Offal contain a lot of nutrients, especially vitamins and minerals (such as iron), but can also contain pollutants such as heavy metals. However, the pollution has decreased significantly in recent years. In contrast to the liver, kidney, etc. of farm animals, the innards of wild animals can be significantly contaminated; they should therefore be eaten no more than once or twice a month.
Pregnant women should not eat liver at all in the first trimester of pregnancy, as the high vitamin A content can damage the baby. The consumption of sheep liver is generally not advisable, as it is often heavily contaminated with dioxin.
The purine content of meat can have a disadvantageous effect. When purines are broken down, it arises uric acid. In some people, this cannot be excreted in sufficient quantities, so that the level in the blood increases and uric acid crystals are deposited in joints and tissues (gout). Painful inflammation and kidney damage can result. Those affected should not eat the purine-rich skin of poultry and generally avoid offal, as these have a particularly high purine content.
Meat products are preparations that consist exclusively or predominantly of meat. Frequent treatments are through cooking, souring, drying, curing, smoking or combinations thereof. Typical examples are Kasseler, Bündnerfleisch, raw and cooked ham, aspic, and bacon.
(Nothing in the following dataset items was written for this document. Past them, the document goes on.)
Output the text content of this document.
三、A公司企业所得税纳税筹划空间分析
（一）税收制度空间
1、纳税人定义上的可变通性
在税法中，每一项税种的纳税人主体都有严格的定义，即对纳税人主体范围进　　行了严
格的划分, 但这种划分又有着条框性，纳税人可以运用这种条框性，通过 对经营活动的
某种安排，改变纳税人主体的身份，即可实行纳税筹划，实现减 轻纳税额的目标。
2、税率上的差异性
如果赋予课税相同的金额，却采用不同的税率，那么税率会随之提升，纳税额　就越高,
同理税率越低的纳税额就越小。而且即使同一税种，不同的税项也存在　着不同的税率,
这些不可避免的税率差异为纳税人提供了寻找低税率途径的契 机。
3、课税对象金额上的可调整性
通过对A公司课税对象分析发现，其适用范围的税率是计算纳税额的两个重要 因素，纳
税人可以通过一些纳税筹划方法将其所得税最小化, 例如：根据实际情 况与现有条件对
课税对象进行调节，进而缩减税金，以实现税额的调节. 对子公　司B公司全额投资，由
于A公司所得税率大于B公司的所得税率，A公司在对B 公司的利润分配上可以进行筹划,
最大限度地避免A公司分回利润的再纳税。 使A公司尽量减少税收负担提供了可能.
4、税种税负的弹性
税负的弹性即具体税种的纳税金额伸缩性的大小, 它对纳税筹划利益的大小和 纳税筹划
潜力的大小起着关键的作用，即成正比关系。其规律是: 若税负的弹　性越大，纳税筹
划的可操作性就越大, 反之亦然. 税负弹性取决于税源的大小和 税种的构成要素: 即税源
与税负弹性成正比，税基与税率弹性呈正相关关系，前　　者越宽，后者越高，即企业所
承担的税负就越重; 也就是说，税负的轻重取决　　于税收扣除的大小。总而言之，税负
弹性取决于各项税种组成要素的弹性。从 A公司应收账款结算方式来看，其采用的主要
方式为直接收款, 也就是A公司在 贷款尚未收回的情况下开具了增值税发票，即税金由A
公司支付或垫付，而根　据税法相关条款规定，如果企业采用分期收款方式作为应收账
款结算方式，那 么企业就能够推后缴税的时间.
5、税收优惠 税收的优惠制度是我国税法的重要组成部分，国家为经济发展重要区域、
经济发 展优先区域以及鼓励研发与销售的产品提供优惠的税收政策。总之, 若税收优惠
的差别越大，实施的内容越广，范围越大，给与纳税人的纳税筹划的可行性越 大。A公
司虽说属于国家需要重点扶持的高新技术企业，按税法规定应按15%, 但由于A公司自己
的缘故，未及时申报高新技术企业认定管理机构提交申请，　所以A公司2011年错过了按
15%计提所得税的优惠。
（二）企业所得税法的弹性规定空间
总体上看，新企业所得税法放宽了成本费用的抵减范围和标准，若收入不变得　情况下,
Sausage products are sliceable or spreadable mixtures of minced meat, fatty tissue and partly offal with flavoring ingredients (spices, herbs, glutamate) and ingredients necessary for production, e.g. phosphate to bind water. The type of meat contained must be indicated on the packaging. For some years now, non-meat ingredients such as vegetable protein, vegetable fats, starch, egg, milk protein, mushrooms, nuts, cereals, fruit, vegetables or cheese have also been allowed. A distinction is made between raw sausage, cooked sausage and scalded sausage.
- Raw sausage
Raw sausage is made from minced raw meat and bacon, curing salt and spices. It is stuffed into intestines and then has to mature. Cut-resistant varieties are Cervelatwurst, air-dried Mettwurst, Salami or Kabanossi. Teewurst, Mettwurst or Braunschweiger Mettwurst are spreadable. Traditional cutable raw sausages contain between 25 and 35 percent fat, spreadable sausages between 30 and 40 percent.
- Boiled sausage
Boiled sausage is made by heating from mostly pre-cooked and minced meat (cured and uncured) as well as spices and possibly offal. Some varieties are also smoked. Only cold cooked sausage is cut-proof. The cooked sausages include the cooked sausages ("liver sausage"), blood sausages (black pudding, tongue sausage, red sausage) and the boiled sausages (boiled sausage, corned beef, pork head in jelly). The fat content is around 25-35 percent, for braised sausage around 5-10 percent.
- Boiled sausage
Boiled sausage is made from uncured (white sausage) or cured (Bockwurst) finely chopped raw meat, ice or drinking water, sometimes blood plasma or serum and auxiliary substances (phosphate). Boiled sausages are cut resistant. These include, for example, beer sausage, cooked salami, hunting sausage, mortadella, meat loaf, meat sausage, yellow sausage, white sausage, Viennese, Frankfurter, bockwurst. The fat content is between 10 and 30 percent.